09 April 2012 18:34 [Source: ICIS news]
HOUSTON (ICIS)--US-based Phillips 66 will shift more capital to its higher earning businesses such as chemicals and midstream, the company's chief executive said on Monday.
Phillips 66 is the downstream spinoff of ConocoPhillips, which will become an exploration company.
Phillips 66 will become an independent company on April 30. It includes ConocoPhillips' 50% stake in Chevron Phillips Chemical (CP Chem).
CEO Greg Garland said while ConocoPhillips's refining, marketing and specialties business accounted for 84% of employed capital in 2011, it represented only 64% of its earnings.
"And if you look at just refining, only 40% of our average earnings of the 2009-2011 time period are from refining," he said.
He said the commodity elements in the company's marketing, specialty, midstream and chemicals businesses help mitigate the volatility seen in its base refining segment.
"So our plan is to shift more capital towards these higher returning businesses," he said. "We are not your normal refining company."

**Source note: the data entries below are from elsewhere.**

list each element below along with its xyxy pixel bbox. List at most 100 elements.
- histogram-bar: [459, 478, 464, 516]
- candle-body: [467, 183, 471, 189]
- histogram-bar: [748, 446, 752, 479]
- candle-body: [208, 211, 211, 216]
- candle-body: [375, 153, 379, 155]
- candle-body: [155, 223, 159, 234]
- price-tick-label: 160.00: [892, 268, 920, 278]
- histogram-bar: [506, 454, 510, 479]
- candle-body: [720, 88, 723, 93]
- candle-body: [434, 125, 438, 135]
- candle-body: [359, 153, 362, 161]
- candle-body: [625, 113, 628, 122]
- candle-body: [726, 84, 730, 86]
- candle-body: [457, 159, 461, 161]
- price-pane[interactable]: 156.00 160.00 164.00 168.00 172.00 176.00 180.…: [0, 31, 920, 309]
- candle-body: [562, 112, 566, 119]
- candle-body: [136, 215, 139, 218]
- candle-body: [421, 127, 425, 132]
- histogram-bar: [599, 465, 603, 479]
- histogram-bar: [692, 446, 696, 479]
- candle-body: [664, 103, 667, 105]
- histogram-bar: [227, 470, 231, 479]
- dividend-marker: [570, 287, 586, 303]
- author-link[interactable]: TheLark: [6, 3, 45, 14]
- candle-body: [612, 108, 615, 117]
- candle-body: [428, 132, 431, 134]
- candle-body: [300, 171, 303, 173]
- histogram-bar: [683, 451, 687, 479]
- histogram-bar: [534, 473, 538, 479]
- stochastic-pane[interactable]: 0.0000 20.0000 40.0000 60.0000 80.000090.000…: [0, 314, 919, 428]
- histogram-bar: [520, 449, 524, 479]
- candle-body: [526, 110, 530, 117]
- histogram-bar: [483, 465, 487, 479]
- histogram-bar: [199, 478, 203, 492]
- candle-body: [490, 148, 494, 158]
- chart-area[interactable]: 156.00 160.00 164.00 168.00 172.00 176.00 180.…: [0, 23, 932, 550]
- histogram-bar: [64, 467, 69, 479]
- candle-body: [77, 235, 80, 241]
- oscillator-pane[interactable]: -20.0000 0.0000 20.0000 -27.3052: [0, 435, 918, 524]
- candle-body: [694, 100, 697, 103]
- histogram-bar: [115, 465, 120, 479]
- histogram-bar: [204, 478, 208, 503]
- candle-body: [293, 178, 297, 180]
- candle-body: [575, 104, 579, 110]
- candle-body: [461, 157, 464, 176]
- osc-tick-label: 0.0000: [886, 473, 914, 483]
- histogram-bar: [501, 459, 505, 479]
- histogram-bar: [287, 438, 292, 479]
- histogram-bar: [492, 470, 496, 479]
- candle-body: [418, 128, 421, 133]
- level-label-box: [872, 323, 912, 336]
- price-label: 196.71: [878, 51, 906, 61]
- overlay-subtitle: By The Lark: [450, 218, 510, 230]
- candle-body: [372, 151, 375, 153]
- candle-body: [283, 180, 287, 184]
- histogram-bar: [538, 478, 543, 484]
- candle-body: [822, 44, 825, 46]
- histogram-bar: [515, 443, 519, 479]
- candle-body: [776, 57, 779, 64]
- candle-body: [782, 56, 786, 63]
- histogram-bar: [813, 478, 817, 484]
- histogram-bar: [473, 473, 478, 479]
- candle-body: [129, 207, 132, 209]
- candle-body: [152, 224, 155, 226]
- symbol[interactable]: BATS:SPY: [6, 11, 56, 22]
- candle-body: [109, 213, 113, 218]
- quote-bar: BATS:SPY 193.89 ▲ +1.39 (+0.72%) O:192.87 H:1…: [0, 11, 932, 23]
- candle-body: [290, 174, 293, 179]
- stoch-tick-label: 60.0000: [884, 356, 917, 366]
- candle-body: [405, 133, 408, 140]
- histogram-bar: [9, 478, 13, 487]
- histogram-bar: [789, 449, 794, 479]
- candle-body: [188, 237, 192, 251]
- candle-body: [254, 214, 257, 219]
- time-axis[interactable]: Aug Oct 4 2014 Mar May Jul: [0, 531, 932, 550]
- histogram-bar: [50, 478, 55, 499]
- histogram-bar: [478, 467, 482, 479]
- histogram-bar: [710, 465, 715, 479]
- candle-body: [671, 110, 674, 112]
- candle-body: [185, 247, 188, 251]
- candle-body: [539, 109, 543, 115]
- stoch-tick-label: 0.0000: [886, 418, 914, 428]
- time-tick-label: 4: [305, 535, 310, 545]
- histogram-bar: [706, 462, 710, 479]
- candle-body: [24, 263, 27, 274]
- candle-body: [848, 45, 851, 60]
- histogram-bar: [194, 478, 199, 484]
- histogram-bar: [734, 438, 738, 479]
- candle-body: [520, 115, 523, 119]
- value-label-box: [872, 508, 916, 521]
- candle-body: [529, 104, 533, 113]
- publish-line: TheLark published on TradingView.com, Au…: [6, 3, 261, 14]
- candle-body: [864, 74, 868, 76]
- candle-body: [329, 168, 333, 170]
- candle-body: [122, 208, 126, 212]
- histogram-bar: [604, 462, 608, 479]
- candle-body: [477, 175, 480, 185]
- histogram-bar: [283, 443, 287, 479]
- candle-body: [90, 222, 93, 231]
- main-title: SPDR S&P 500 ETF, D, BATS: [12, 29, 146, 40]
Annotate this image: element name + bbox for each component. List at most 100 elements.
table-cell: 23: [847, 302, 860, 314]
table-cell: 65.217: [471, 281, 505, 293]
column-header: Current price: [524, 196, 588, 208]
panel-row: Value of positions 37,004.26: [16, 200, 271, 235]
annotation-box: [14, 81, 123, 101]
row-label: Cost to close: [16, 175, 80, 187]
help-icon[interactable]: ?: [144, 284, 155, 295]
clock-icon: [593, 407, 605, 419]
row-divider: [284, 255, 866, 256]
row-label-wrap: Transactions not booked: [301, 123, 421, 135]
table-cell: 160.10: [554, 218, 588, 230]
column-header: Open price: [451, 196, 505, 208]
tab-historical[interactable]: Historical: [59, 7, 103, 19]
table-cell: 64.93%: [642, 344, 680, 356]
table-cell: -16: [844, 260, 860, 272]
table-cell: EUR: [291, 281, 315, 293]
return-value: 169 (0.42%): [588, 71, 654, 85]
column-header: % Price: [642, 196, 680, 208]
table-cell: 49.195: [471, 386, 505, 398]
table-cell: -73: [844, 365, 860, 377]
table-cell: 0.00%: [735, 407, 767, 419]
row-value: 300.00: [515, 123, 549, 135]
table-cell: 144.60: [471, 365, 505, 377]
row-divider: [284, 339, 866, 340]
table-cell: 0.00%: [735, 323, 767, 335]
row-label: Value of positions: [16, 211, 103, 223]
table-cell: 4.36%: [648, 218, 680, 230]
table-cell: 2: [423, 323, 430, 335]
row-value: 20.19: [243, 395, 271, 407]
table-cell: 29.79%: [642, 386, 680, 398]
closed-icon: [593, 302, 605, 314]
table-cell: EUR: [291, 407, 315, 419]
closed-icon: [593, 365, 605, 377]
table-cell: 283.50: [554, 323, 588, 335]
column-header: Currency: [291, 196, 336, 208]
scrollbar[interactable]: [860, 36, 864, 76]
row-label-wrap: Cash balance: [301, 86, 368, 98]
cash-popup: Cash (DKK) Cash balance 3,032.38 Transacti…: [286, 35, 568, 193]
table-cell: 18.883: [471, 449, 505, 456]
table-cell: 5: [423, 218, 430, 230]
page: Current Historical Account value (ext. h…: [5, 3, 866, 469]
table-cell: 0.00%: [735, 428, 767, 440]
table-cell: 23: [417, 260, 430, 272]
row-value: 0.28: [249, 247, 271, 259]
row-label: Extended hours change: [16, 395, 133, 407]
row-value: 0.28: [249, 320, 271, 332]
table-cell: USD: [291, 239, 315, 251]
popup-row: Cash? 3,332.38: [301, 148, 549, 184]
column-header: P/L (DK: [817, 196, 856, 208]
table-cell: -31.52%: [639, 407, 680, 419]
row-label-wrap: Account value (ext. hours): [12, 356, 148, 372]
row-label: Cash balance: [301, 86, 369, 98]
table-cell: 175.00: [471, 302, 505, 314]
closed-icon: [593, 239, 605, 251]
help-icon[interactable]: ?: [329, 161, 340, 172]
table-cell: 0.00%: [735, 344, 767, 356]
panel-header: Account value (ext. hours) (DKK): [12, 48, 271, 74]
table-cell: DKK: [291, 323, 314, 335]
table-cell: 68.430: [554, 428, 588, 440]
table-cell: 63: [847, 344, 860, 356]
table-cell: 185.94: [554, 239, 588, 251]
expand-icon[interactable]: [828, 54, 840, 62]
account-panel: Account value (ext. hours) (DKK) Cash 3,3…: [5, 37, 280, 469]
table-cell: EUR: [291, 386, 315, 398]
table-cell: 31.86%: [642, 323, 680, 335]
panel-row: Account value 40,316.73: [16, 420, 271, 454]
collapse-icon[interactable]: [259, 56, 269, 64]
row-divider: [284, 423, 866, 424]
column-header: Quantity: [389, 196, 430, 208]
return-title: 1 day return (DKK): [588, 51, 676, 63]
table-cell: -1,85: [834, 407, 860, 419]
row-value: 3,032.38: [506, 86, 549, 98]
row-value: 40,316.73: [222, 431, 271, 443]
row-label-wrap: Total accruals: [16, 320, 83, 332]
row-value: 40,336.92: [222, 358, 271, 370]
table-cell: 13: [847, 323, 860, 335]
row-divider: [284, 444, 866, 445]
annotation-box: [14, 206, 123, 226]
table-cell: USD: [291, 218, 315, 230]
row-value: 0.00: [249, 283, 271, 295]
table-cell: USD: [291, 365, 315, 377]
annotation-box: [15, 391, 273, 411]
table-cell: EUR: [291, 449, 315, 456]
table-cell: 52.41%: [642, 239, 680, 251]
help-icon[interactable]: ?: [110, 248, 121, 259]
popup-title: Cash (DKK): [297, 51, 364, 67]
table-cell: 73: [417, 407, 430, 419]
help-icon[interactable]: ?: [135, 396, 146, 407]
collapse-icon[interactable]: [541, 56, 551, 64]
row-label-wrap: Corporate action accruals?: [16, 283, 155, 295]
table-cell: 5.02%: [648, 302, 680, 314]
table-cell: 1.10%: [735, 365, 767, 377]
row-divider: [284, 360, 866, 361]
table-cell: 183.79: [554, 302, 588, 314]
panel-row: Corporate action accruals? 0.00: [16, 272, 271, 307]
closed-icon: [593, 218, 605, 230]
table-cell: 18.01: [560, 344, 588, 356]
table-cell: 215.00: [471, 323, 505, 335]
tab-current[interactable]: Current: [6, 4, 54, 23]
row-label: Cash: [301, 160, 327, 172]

ConocoPhillips has plans to sell its Trainer refinery in Pennsylvania and its Alliance refinery in Louisiana.
Garland said they will continue to “shore up their refining portfolio”.
However, he said the recent resurgence of on-shore drilling in plays such as the Bakken shale in North Dakota and Eagle Ford shale in Texas have increased domestic oil production.
"After years of steady decline, US on-shore oil production is forecast to grow by over 2m bbl/day," he said. "This presents a significant opportunity for the refining industry, especially in the inland markets."